The strength of this book lies in Rubio’s commitment to critical engagement with both secular feminism and Catholic theology. In working to find common ground, she notes the places where each perspective “gets it right,” where each fails to see something important, and what each contributes to an ongoing conversation. Moreover, Rubio brings multiple perspectives from each “side” into the conversation, engaging not only a wide variety of secular feminists on a host of issues, but noting the ways in which church teaching and practice is taken up in many different ways by Catholic women. She engages the important resources of Catholic theology and ethics, key works in feminist theology and theory, and good socio-scientific data. This richly resourced text is wide-ranging and carefully researched. Particularly helpful in this regard is her engagement with new orthodox feminists within the Catholic perspective; while their perspectives on and interpretations of Catholic teaching differ from those of other Catholic feminists, they bring an important voice that insists on both fidelity to church teaching and equality for women in work and family.
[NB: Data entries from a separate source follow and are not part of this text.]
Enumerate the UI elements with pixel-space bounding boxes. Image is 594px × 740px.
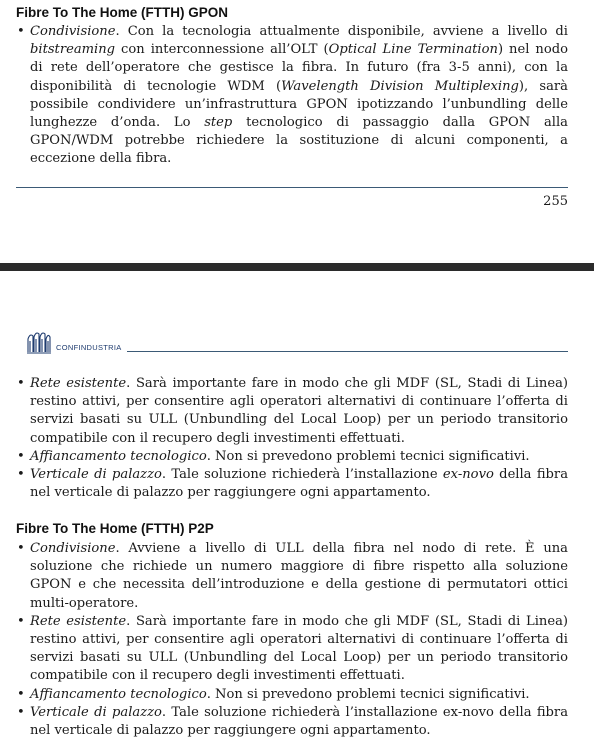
bullet-icon: • [17, 541, 25, 556]
bullet-icon: • [17, 704, 25, 720]
italic-text: Verticale di palazzo [30, 704, 162, 720]
text: . Tale soluzione richiederà l’installazione [161, 467, 443, 483]
list-item [16, 613, 568, 686]
bullet-icon: • [17, 376, 25, 391]
section-heading-p2p: Fibre To The Home (FTTH) P2P [16, 521, 214, 536]
italic-text: Rete esistente [30, 376, 127, 391]
list-item [16, 466, 568, 502]
text: . Sarà importante fare in modo che gli MDF (SL, Stadi di Linea) restino attivi, per consentire agli operatori alternativi di continuare l’offerta di servizi basati su ULL (Unbundling del Local Loop) per un periodo transitorio compatibile con il recupero degli investimenti effettuati. [30, 613, 568, 684]
italic-text: Affiancamento tecnologico [30, 448, 207, 464]
italic-text: ex-novo [442, 467, 494, 483]
section-heading-gpon: Fibre To The Home (FTTH) GPON [16, 5, 228, 20]
page-separator [0, 263, 594, 271]
bullet-list-continued [16, 375, 568, 502]
list-item [16, 375, 568, 448]
italic-text: Verticale di palazzo [30, 467, 162, 483]
list-item [16, 686, 568, 704]
text: . Sarà importante fare in modo che gli MDF (SL, Stadi di Linea) restino attivi, per consentire agli operatori alternativi di continuare l’offerta di servizi basati su ULL (Unbundling del Local Loop) per un periodo transitorio compatibile con il recupero degli investimenti effettuati. [30, 376, 568, 446]
text: della fibra nel verticale di palazzo per raggiungere ogni appartamento. [30, 467, 568, 501]
page-number: 255 [543, 194, 568, 209]
italic-text: Affiancamento tecnologico [30, 686, 207, 702]
list-item [16, 704, 568, 740]
text: . Non si prevedono problemi tecnici significativi. [206, 686, 530, 702]
text: . Non si prevedono problemi tecnici significativi. [206, 448, 530, 464]
confindustria-logo-icon [26, 330, 52, 358]
italic-text: bitstreaming [30, 42, 116, 58]
bullet-icon: • [17, 448, 25, 464]
list-item [16, 23, 568, 169]
bullet-icon: • [17, 613, 25, 629]
bullet-icon: • [17, 686, 25, 702]
footer-rule [16, 187, 568, 188]
italic-text: Condivisione [30, 541, 116, 556]
text: . Con la tecnologia attualmente disponibile, avviene a livello di [115, 24, 568, 39]
text: . Avviene a livello di ULL della fibra nel nodo di rete. È una soluzione che richiede un numero maggiore di fibre rispetto alla soluzione GPON e che necessita dell’introduzione e della gestione di permutatori ottici multi-operatore. [30, 541, 568, 611]
confindustria-brand: CONFINDUSTRIA [56, 343, 122, 352]
italic-text: Optical Line Termination [328, 42, 498, 58]
list-item [16, 448, 568, 466]
text: ) nel nodo di rete dell’operatore che gestisce la fibra. In futuro (fra 3-5 anni), con la disponibilità di tecnologie WDM ( [30, 42, 569, 94]
text: con interconnessione all’OLT ( [115, 42, 329, 58]
list-item [16, 540, 568, 613]
italic-text: Rete esistente [30, 613, 127, 629]
italic-text: Wavelength Division Multiplexing [281, 78, 519, 94]
text: ), sarà possibile condividere un’infrastruttura GPON ipotizzando l’unbundling delle lunghezze d’onda. Lo [30, 78, 568, 131]
italic-text: Condivisione [30, 24, 116, 39]
bullet-list-p2p [16, 540, 568, 740]
italic-text: step [204, 115, 233, 131]
text: . Tale soluzione richiederà l’installazione ex-novo della fibra nel verticale di palazzo per raggiungere ogni appartamento. [30, 704, 569, 739]
bullet-icon: • [17, 467, 25, 483]
bullet-icon: • [17, 24, 25, 39]
text: tecnologico di passaggio dalla GPON alla GPON/WDM potrebbe richiedere la sostituzione di alcuni componenti, a eccezione della fibra. [30, 115, 568, 167]
header-rule [127, 351, 568, 352]
bullet-list-gpon [16, 23, 568, 169]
This book is a welcome addition to both graduate and advanced undergraduate Catholic theological education and would serve as a particularly useful introductory text for courses considering Catholic feminist theologies. Because of its readable and engaging style, it is also highly accessible for a general lay audience, perhaps in a parish reading group. Rubio’s contribution to the conversation between feminism and Catholicism helps us to close the perceived divide between these two approaches to finding justice, community, and care. And, perhaps, it will encourage a new generation of Catholic theologians to name themselves explicitly as Catholic feminists.
Cynthia L. Cameron is assistant professor of religious education and holds the Patrick and Barbara Keenan Chair of Religious Education at the University of St. Michael’s College in the University of Toronto.
Cynthia CameronDate Of Review:September 20, 2024
Julie Hanlon Rubio is Shea-Heusaman Professor Christian Social Ethics at Jesuit School of Theology of Santa Clara University in Berkeley, California, and previously served on the faculty at St. Louis University for nearly two decades. Her research and writing focus on family, sexuality, feminism, and politics. She is the author or editor of six books, including Hope for Common Ground: Mediating the Personal and the Political in a Divided Church (2016).